En ce moment, c’est exactement le processus qui se déroule – violemment – à Erevan. Mais tôt ou tard, les pillards seront remplacés par une sorte de gouvernement d’union nationale et si ce gouvernement veut mettre fin aux pertes horribles et veut reconstruire ce qui reste, il devra appeler le Kremlin et proposer à la Russie une sorte d’accord. Inutile de dire que l’immense ambassade américaine et la centaine d’« ONG » parrainées par Soros s’y opposeront de toutes leurs forces. Mais avec les États-Unis eux-mêmes qui se battent pour leur survie, l’UE en plein désarroi et les Turcs qui échouent dans tout ce qu’ils entreprennent, ce n’est tout simplement pas une option viable.
Les Russes plaisantent en disant qu’il faut deux Juifs pour tromper un Arménien, ce qui signifie que les Arméniens sont peut-être même plus intelligents que les Juifs – qui, en toute justice, ne sont pas plus intelligents que les autres, [pourquoi le seraient-ils ?, NdSF] c’est surtout de la propagande intéressée et égoïste.
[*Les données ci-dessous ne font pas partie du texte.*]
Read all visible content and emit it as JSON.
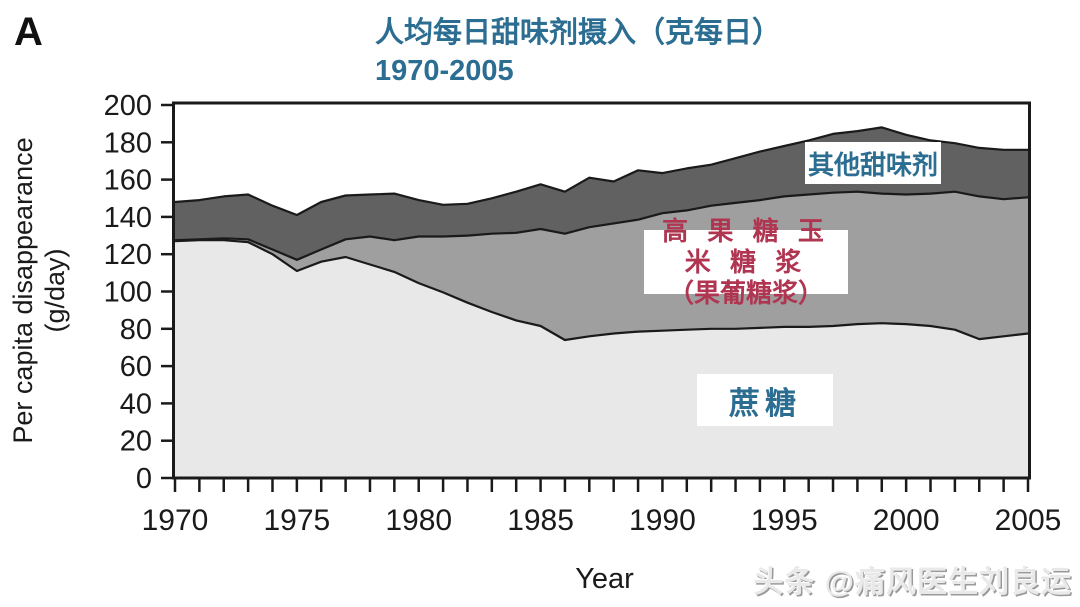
{
  "panel_label": "A",
  "title": {
    "line1": "人均每日甜味剂摄入（克每日）",
    "line2": "1970-2005",
    "color": "#2c6d92"
  },
  "y_axis": {
    "label_line1": "Per capita disappearance",
    "label_line2": "(g/day)",
    "min": 0,
    "max": 200,
    "tick_step": 20,
    "ticks": [
      0,
      20,
      40,
      60,
      80,
      100,
      120,
      140,
      160,
      180,
      200
    ]
  },
  "x_axis": {
    "label": "Year",
    "min": 1970,
    "max": 2005,
    "minor_tick_step": 1,
    "tick_labels": [
      "1970",
      "1975",
      "1980",
      "1985",
      "1990",
      "1995",
      "2000",
      "2005"
    ]
  },
  "area_labels": {
    "other": "其他甜味剂",
    "hfcs_line1": "高 果 糖 玉 米 糖 浆",
    "hfcs_line2": "（果葡糖浆）",
    "sucrose": "蔗糖",
    "teal_color": "#2c6d92",
    "red_color": "#b03551"
  },
  "watermark": "头条 @痛风医生刘良运",
  "colors": {
    "sucrose_fill": "#e8e8e8",
    "hfcs_fill": "#9f9f9f",
    "other_fill": "#616161",
    "line": "#1a1a1a",
    "axis_text": "#1a1a1a"
  },
  "chart_data": {
    "type": "area",
    "stacked": true,
    "title": "人均每日甜味剂摄入（克每日） 1970-2005",
    "xlabel": "Year",
    "ylabel": "Per capita disappearance (g/day)",
    "xlim": [
      1970,
      2005
    ],
    "ylim": [
      0,
      200
    ],
    "grid": false,
    "legend_position": "inline-labels",
    "x": [
      1970,
      1971,
      1972,
      1973,
      1974,
      1975,
      1976,
      1977,
      1978,
      1979,
      1980,
      1981,
      1982,
      1983,
      1984,
      1985,
      1986,
      1987,
      1988,
      1989,
      1990,
      1991,
      1992,
      1993,
      1994,
      1995,
      1996,
      1997,
      1998,
      1999,
      2000,
      2001,
      2002,
      2003,
      2004,
      2005
    ],
    "series": [
      {
        "name": "蔗糖 (sucrose)",
        "values": [
          127,
          127.5,
          127.5,
          126.5,
          120,
          111,
          116,
          118.5,
          114.5,
          110.5,
          104.5,
          99.5,
          94,
          89,
          84.5,
          81.5,
          74,
          76,
          77.5,
          78.5,
          79,
          79.5,
          80,
          80,
          80.5,
          81,
          81,
          81.5,
          82.5,
          83,
          82.5,
          81.5,
          79.5,
          74.5,
          76,
          77.5
        ]
      },
      {
        "name": "高果糖玉米糖浆 (HFCS)",
        "values": [
          0.5,
          0.5,
          1,
          1.5,
          2.5,
          6,
          6.5,
          9.5,
          15,
          17,
          25,
          30,
          36,
          42,
          47,
          52,
          57,
          58.5,
          59,
          60,
          63,
          64,
          66,
          67.5,
          68.5,
          70,
          71,
          71.5,
          71,
          69.5,
          69.5,
          71,
          74,
          76.5,
          73.5,
          73
        ]
      },
      {
        "name": "其他甜味剂 (other sweeteners)",
        "values": [
          20.5,
          21,
          22.5,
          24,
          23.5,
          24,
          25.5,
          23.5,
          22.5,
          25,
          19.5,
          17,
          17,
          19,
          22,
          24,
          22.5,
          26.5,
          22.5,
          26.5,
          21.5,
          22.5,
          22,
          24,
          26,
          27,
          29,
          31.5,
          32.5,
          35.5,
          32,
          28.5,
          26,
          26,
          26.5,
          25.5
        ]
      }
    ]
  }
}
J’ai tendance à partager cette admiration du peuple arménien. Il s’agit d’une nation et d’une culture anciennes, vraiment nobles et belles, qui méritent de vivre en paix et en sécurité et qui ont subi de nombreuses horreurs dans leur histoire. Elles méritent bien plus que ce pantin de la CIA/MI6 ! En ce moment, la nation arménienne est définitivement au plus bas dans son histoire, comparable aux années 90 « démocratiques » en Russie ou à l’horreur « libérale » actuelle qui se déroule aux États-Unis. Mais, comme Dostoïevski aimait à le dire, « on ne doit jamais juger une nation par le niveau jusqu’au quel elle peut s’enfoncer mais par le niveau auquel elle peut s’élever ».
La meilleure chose pour l’Arménie, objectivement, serait de faire partie de la Russie, ce qui était le cas dans un passé récent. Mais cela n’arrivera pas : premièrement, le nationalisme arménien est aussi aveugle et obtus que jamais et, de plus, la Russie n’accepterait jamais l’Arménie dans la Fédération de Russie, et pourquoi le ferait-elle ? L’Arménie n’a exactement rien à offrir à la Russie, si ce n’est un territoire difficile à protéger avec des voisins potentiellement dangereux. Non, la Russie n’a jamais perdu l’Arménie – c’est l’Arménie qui a perdu la Russie. Maintenant, le maximum que le Kremlin offrira à l’Arménie est une protection contre tous les voisins et une aide économique.
Pour le reste, voyons si le prochain gouvernement arménien rejoindra l’OTSC non seulement en paroles, comme ce fut le cas ces deux dernières années, mais aussi en actes, avec la reprise des échanges d’informations, la collaboration militaire, les opérations de sécurité conjointes, etc. Ce serait un premier pas important pour ce pays.